Here are some things I believe but don’t know as fact:

 

  1. Our funds were used to support other teams (Las Vegas and Taos).  This would explain how we started well funded and ended up broke.
  2. Umpires were pulled from our games because the Pecos League knew that through the RHS baseball connections we could/would find umpires to  call our own games.
  3. There is no intent for Raton to be competitive. Raton exists to make the league work shortening the travel distance for teams like Trinidad and Santa Fe.  As Nina said, we are the Washington Generals for the Harlem Globetrotters.  There is no desire by the league to build the Raton Osos but only have them exist to feed other teams that have better attendance and recognition (Santa Fe, Trinidad)
  4. Although it was advertized that host family didn’t have to feed players.  It was a expected by players and coaches that host families feed their players.
  5. Because of the rumor that Osos players don’t get paid it was difficult to recruit better players to come to Raton, opting to go to other teams who’s players not only got paid regularly but got incentives for good game performance (passing the hat, freebies, etc)
  6. Double standard among teams.  While other teams would receive gas money from the league for travel expenses. Raton received none.  Other cities received money for field paint, clay, etc.  Raton received none.
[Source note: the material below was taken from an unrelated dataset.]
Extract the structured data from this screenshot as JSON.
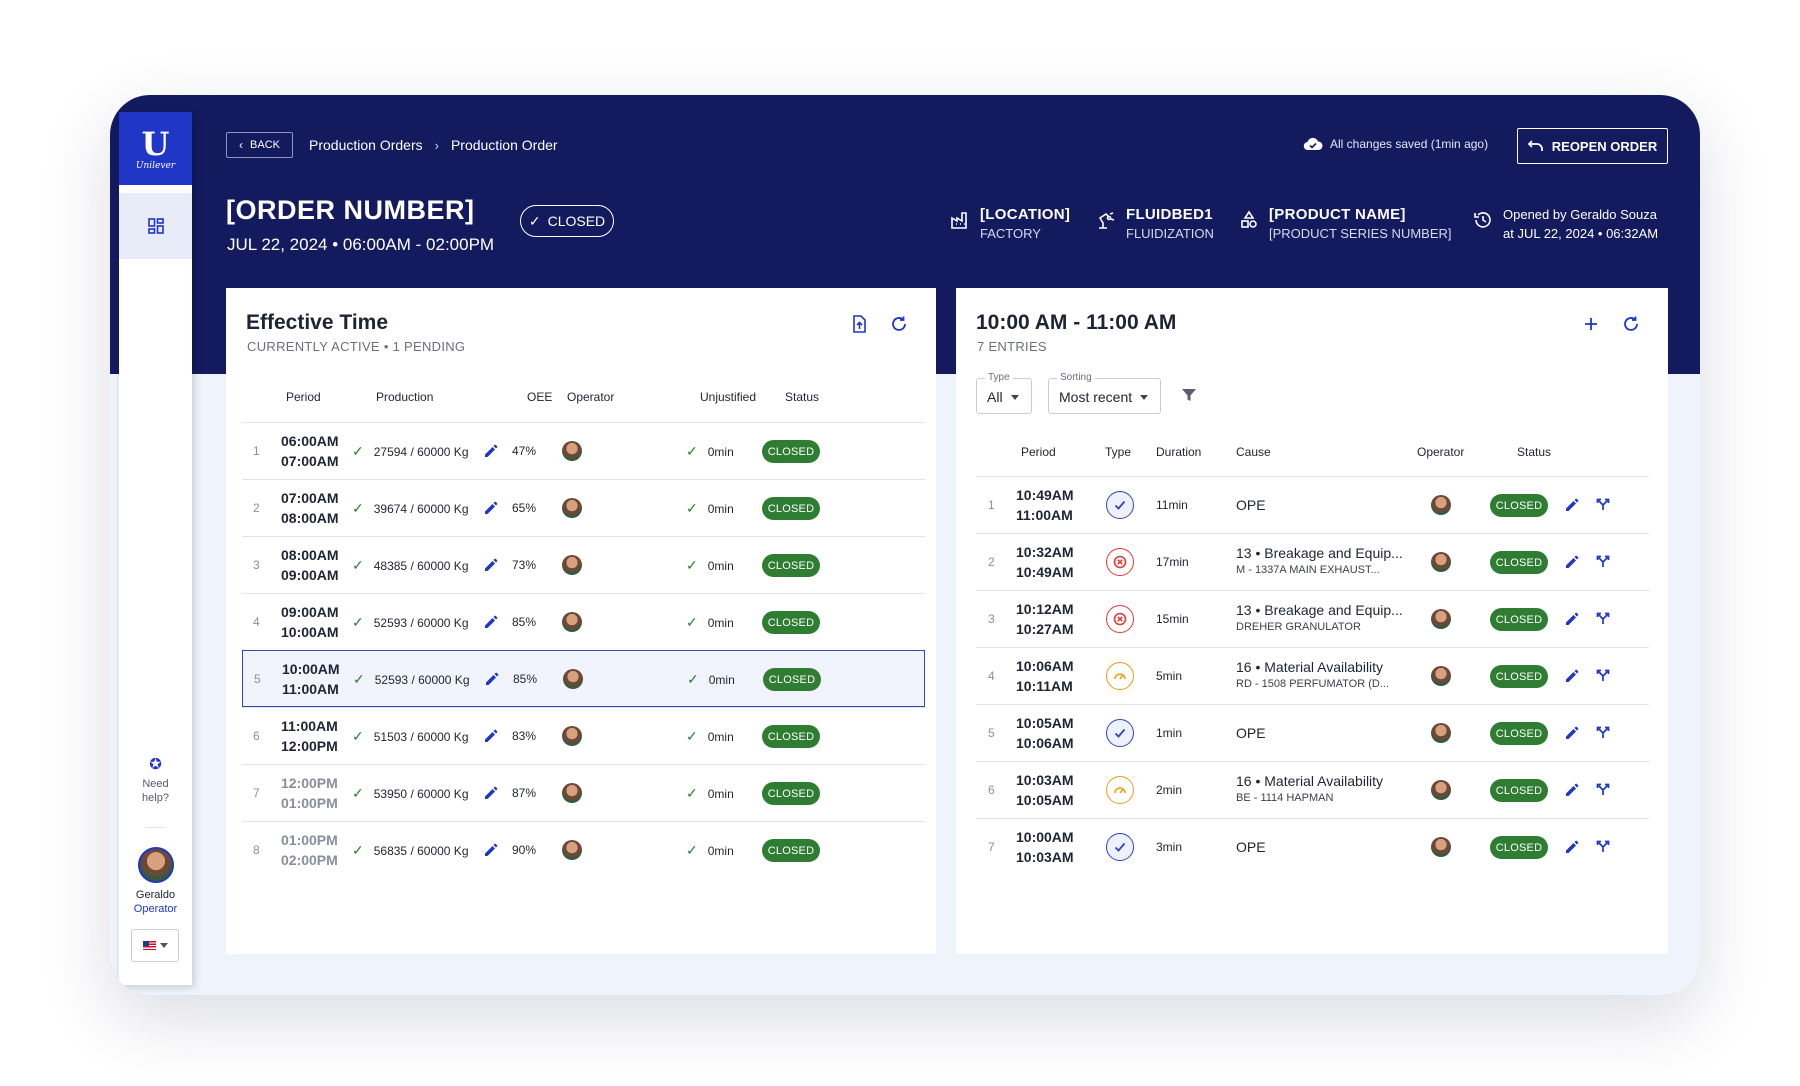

While Raton was scheduled to travel to Arizona to play games other teams weren’t scheduled to travel that far for games.  Some communities, besides having a coach, has a promotions person who is paid by the league to raise funds, find sponsors and organize game day promotions.
  7. Pecos League liked working with Raton because we were easy to work with, and to be honest, were push overs doing whatever needed to be done to make the team and league work without asking questions or causing problems.
  8. I believe we were/are the redheaded, step child of the league.  And that we have been taken advantage of because of our desire to have a team and make the league work.

 

When it comes down to it I feel that if the Pecos League is providing a product and we, as the customer, are paying the Pecos  League for that product it isn’t worth what we have to pay (in time, money and effort) for it.

 

As Nina aptly put it, the Pecos League has burned all the bridge’s but still wants to cross the river.

 

I think if the Osos were to come back and be successful several things would need to happen:

 

  1. the league would need to provide and pay for a local person to raise funds, find sponsors and organize game day promotions starting now in preparation for the 2015 season.
  2. The community would need to find some sort of group lodging (barracks, dormitory, vacant hotel, etc) to host all the Osos player so finding host families isn’t an issue and players can come and go as they are traded, released, promoted, etc.
  3. The visiting team host hotel should only host the Osos visiting teams.  Trinidad can find their own visiting team host hotel.
  4. The league would need to revisit is fee structure making it more affordable to come to games on a regular basis.
  5. The League would need to treat all teams equally not favoring one team over the other.
  6. The league would need to let the local folks have more say/input as to how the Osos are run.

 

That’s about it.  If anyone has any questions don’t hesitate to ask.